Un verre de scotch qui me décolle les synapses, il me faut toujours ça avant d’entamer un rapport. Ca, une bonne pipe et le calme apaisant de la nuit. De quoi rondement mener une enquête et éplucher sous tous les angles l’affaire L.A. Noire…
Acteur, un métier porteur
Drôle d’époque. Ca nous pendait au nez depuis quelques temps mais on n’aurait peut-être pas imaginé si tôt avoir à juger dans un jeu vidéo un casting d’acteurs plutôt qu’un design de personnages et un jeu de comédien plus qu’une qualité d’animations et de doublages… L.A. Noire marquera l’histoire du jeu vidéo au moins pour ça. C’est le premier à retranscrire une motion capture faciale totale, appelée pour l’occaz’ le Motion Scan, avec autant de réalisme (malgré une tentative, bien moins convaincante, de Quantic Dream avec Heavy Rain par exemple) au point que nous sommes pour ainsi dire face à des visages humains virtualisés et plus face à des tentatives de copies d’humains en virtuel. Ainsi si le héros du jeu, Cole Phelps, parait si insipide, si sobre et sans charisme, avec sa tête à claque de con de pignouf, ce n’est pas du à une faute de design, c’est du à l’erreur de casting de Team Bondi. Celle d’avoir choisi Aaron Staton (vu notamment dans la série TV Mad Men) pour le rôle principal. Il joue très bien, avec énormément de justesse, mais il ne colle pas à l’ambiance et aux antis héros que l’on est en droit d’attendre dans ce type d’histoire pulp. Ou même plus généralement dans un jeu sur lequel a bossé Rockstar…

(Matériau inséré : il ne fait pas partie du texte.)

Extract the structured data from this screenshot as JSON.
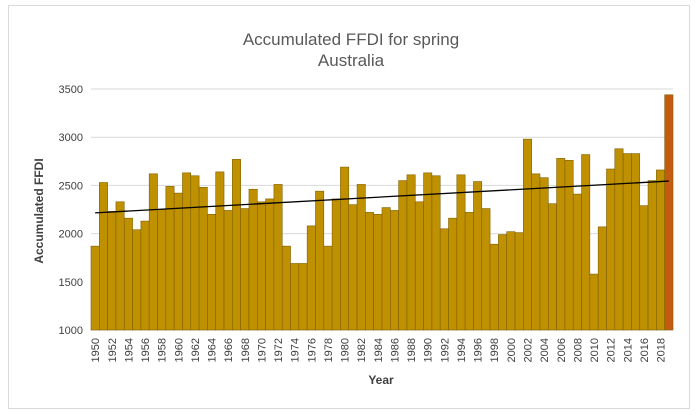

Bellic, Klebitz, Lopez, ou encore Marston n’étaient peut-être que de simples pantins virtuels mais ils ont de vraies gueules et un charisme inoubliable. C’est d’autant plus surprenant que les seconds rôles de L.A. Noire (l’impressionnant casting par ici) sont souvent bourrés de classe, avec des gueules patibulaires et une prestance parfaite. Mais cet humanisme grandiose des visages relègue parfois les animations corporelles au rang de presque robotiques… David Cage ira même jusqu’à taxer la technologie du jeu de Team Bondi comme obsolète par rapport à sa prochaine production qui capturera les visages avec autant de précision mais aussi les corps (on l’attend au tournant). Brendan McNamara (boss de Team Bondi) quant à lui va presque dans ce sens puisqu’il affirme vouloir également capturer les corps avec le même savoir faire pour son prochain jeu. Ca risque d’être intéressant…
Elémentaire…
L.A. Noire est un jeu d’enquête. Avec tout ce que ça implique dans la lenteur de la mécanique de jeu, la patience, l’observation, la recherche, la déduction, encore et encore. Ce n’est pas un jeu d’action, ni un GTA-Like au sens bac à sable du terme malgré la liberté de mouvements sur l’immense étendue que propose la plus ou moins fidèle reproduction du Los Angeles de la fin des années 40. La map sert « simplement » à l’immersion, voir à se rendre sur des lieux où sont commis de petits délits (quêtes annexes) qui finiront en meurtres en série de délinquants presque tout le temps (majoritairement répétitifs, de rares délits offrent quand même des scènes digne de l’humour irrévérencieux des GTA).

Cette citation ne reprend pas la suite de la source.